Fairfax Media has a portfolio of leading websites, tablet and smartphone apps, including the online news sites smh.com.au and theage.com.au in Australia and stuff.co.nz in New Zealand. The group also has leading classified and transaction websites in Australia.
Fairfax Media publishes metropolitan, agricultural, regional and community newspapers, financial and consumer magazines. The company utilises a network of printing presses at state-of-the-art facilities throughout Australia and New Zealand.
In Australia, mastheads include The Sydney Morning Herald, The Age, The Australian Financial Review, The Canberra Times, The Sun-Herald, and The Land. In New Zealand mastheads include The Dominion Post, The Press, The Sunday Star-Times, TV Guide, NZ House and Garden, New Zealand Fishing News and Cuisine, as well as agricultural publications.
The group also holds radio licenses in several metropolitan locations in Australia, including 2UE in Sydney, 3AW and Magic 1278 Melbourne, 4BC and 4BH Brisbane, and 6PR and 96fm in Perth.
For the 2013 financial year, Fairfax Media reported revenue of $2,033.8 million, 8.2% lower than the prior year and a net loss after tax of $16.4 million. The result includes a non-cash impairment charge of $444 million.
The Company reported underlying earnings before interest, tax, depreciation and amortisation (EBITDA) excluding significant items and intangible adjustments of $366 million. This result, which is 27.7% lower than the prior year, was slightly above market consensus and guidance. Cash flow from trading activities was $377 million.
The resulting write-down is reflected in the Significant Items section of the accounts. The significant items include print asset and intangible impairments of $444 million in the Regional, Printing and Agricultural operations in the second half, and a gain of $303 million on the sale of Trade Me and US Ags in the first half.
Following the impairment, the net assets of the Company remain in excess of $1.8 billion.

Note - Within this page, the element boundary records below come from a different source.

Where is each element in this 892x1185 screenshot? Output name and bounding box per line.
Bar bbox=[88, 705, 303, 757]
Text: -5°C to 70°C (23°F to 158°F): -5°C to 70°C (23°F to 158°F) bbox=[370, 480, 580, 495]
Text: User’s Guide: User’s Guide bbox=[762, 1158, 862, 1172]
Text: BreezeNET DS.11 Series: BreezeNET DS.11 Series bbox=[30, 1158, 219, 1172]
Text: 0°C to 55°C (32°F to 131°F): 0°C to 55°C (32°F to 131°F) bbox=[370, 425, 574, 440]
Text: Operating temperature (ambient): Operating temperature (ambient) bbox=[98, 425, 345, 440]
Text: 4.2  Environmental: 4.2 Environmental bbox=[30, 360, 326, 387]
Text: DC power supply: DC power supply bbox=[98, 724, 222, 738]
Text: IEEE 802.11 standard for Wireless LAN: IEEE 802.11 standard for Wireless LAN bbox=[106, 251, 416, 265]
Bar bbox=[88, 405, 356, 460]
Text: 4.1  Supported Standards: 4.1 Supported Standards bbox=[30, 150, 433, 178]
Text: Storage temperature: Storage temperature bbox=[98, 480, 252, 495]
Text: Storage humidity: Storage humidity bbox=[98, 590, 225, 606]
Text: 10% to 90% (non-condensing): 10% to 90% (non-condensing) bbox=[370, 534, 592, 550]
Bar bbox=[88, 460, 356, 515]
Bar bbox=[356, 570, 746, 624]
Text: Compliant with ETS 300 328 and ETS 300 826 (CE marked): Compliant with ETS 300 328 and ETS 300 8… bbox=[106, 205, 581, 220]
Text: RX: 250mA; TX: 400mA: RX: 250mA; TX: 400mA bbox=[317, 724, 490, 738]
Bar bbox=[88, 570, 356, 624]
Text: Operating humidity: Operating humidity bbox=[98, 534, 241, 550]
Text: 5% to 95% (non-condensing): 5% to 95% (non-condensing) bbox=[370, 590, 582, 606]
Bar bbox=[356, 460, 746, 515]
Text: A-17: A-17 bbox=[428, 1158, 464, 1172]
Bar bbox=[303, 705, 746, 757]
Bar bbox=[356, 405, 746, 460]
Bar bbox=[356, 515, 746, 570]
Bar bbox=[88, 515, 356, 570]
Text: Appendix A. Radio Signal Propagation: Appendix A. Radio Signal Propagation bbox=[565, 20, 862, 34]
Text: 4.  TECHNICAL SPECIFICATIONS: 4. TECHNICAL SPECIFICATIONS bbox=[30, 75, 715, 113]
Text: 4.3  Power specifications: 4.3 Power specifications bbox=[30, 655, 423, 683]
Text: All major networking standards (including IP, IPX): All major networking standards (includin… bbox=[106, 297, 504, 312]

In February 2012, the Company announced a three-year Fairfax of the Future program to fundamentally restructure the business through a series of strategic operational changes that will reshape the Company and reset its cost base. The success of the Fairfax of the Future program is increasingly evident in the Company's financial results. The program contributed $118 million to full-year EBITDA.
Total savings from the Fairfax of the Future program is expected to be $311 million on an annualised basis by June 2015, including the additional $60 million of savings announced in June 2013.
During the 2013 financial year, The Company continued to strengthen its balance sheet. Proceeds from the sale of Trade Me and the US agricultural business were used to repay debt, including a partial repayment of the US Private Placement notes in July. This resulted in net debt at 30 June 2013 of $154 million, which is $760 million lower than the prior year.